Manajemen PIPA menegaskan bahwa jajaran direksi yang saat ini menjabat tidak memiliki pengetahuan sebelumnya terkait kasus yang diberitakan. Informasi mengenai penggeledahan tersebut, menurut Perseroan, baru diketahui setelah pemberitaan muncul di media massa, sama seperti yang diketahui publik secara luas.

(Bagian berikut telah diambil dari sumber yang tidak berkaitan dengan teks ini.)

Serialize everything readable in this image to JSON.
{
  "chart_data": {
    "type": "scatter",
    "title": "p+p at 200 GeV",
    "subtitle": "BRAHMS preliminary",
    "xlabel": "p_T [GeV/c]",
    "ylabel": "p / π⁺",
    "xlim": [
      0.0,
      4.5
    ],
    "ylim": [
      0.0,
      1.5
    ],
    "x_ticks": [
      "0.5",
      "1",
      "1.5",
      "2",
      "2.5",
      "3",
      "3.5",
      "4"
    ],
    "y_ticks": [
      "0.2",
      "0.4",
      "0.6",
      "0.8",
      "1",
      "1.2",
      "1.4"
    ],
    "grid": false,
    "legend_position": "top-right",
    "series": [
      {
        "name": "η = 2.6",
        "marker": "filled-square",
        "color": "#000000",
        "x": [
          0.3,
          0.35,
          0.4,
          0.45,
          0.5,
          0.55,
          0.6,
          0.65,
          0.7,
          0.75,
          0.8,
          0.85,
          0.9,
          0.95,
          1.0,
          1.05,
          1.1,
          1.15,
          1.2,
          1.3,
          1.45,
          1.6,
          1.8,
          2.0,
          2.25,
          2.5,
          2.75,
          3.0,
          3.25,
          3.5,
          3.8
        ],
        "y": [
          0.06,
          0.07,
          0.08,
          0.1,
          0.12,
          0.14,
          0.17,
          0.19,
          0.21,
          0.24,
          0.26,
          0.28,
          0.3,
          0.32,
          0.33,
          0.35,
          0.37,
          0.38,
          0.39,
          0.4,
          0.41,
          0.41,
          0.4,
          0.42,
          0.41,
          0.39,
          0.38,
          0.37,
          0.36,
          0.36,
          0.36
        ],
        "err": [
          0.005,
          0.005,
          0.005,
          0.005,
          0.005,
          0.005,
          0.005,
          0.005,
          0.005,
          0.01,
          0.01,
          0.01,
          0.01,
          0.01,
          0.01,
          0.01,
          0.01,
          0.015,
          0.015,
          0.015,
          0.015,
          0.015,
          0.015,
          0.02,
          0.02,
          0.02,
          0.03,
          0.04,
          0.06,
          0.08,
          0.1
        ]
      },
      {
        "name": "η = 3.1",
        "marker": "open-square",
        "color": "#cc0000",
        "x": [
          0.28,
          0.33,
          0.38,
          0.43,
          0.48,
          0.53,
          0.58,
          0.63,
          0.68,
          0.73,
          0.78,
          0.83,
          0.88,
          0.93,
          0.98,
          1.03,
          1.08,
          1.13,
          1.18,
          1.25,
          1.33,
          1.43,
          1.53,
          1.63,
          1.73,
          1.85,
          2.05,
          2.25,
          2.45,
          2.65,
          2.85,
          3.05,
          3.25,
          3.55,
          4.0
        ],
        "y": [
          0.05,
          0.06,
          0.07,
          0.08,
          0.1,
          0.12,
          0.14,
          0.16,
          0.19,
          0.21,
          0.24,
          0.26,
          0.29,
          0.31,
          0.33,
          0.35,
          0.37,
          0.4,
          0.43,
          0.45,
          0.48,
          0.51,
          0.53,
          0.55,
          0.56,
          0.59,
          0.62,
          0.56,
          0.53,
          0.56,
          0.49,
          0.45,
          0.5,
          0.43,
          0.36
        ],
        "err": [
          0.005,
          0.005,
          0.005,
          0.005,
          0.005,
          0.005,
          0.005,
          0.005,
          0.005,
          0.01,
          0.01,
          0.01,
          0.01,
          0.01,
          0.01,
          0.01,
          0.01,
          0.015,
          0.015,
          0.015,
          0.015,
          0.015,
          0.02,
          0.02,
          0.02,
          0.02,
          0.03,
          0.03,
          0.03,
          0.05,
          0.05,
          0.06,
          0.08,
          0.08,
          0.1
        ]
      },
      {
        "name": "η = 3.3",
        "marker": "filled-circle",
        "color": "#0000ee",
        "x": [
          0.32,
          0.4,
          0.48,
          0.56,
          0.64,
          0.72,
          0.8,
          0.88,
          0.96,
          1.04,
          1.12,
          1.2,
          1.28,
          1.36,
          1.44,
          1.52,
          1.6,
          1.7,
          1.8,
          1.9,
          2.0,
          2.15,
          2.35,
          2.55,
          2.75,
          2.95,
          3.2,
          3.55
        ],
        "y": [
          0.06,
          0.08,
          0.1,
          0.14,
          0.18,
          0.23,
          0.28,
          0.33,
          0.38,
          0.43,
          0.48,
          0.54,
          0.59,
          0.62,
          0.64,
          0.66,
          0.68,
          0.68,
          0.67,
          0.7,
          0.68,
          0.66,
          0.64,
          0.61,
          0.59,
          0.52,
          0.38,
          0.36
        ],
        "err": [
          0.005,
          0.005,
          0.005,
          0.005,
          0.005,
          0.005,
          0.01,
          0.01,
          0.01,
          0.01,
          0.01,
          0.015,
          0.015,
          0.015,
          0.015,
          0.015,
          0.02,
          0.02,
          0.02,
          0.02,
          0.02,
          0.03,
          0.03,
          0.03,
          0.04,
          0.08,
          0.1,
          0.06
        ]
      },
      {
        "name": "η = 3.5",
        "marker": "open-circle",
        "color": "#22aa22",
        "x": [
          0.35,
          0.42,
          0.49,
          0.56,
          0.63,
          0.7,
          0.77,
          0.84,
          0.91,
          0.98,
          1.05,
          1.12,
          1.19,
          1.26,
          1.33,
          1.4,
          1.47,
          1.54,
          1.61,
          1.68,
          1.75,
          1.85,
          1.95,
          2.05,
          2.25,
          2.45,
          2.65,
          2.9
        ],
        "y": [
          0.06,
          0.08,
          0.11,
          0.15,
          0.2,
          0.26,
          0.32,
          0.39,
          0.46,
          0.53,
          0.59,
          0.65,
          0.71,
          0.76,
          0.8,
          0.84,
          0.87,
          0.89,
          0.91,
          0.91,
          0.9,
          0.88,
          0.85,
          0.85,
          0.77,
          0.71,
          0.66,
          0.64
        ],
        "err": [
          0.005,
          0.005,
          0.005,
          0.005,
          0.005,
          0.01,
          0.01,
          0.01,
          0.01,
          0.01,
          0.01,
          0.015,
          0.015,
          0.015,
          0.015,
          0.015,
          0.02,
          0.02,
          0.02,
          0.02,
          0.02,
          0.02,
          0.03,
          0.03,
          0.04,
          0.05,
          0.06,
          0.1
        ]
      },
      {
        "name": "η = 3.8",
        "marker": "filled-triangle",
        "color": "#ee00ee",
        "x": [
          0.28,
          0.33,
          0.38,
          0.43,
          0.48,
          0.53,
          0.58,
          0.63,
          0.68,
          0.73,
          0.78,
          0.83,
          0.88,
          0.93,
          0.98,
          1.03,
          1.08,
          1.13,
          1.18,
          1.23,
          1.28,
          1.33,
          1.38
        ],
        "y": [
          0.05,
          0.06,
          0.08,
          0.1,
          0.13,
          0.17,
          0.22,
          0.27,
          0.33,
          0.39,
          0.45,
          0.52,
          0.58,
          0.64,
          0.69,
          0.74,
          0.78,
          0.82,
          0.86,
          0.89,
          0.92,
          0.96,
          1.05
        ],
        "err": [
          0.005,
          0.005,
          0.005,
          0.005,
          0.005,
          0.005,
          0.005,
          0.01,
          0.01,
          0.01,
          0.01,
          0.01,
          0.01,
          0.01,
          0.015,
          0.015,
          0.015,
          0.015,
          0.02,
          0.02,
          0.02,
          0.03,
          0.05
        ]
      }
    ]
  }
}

“Manajemen Perseroan yang saat ini menjabat berdasarkan hasil RUPSLB 26 Januari 2026 tidak memiliki informasi atau pengetahuan sebelumnya mengenai kasus tersebut,” ungkap manajemen dalam keterangannya Kamis (5/2).
PIPA juga menekankan bahwa nama Junaedi yang disebut dalam pemberitaan bukan lagi bagian dari Direksi Perseroan dan bukan merupakan Pemegang Saham Pengendali pada saat ini.
Dengan demikian, Perseroan menyatakan tidak ada keterkaitan langsung antara manajemen aktif PIPA dengan pihak-pihak yang disebut dalam kasus tersebut.
Lebih lanjut, Perseroan memastikan bahwa tidak ada anggota Direksi maupun Dewan Komisaris PIPA yang terlibat dalam perkara hukum sebagaimana diberitakan media.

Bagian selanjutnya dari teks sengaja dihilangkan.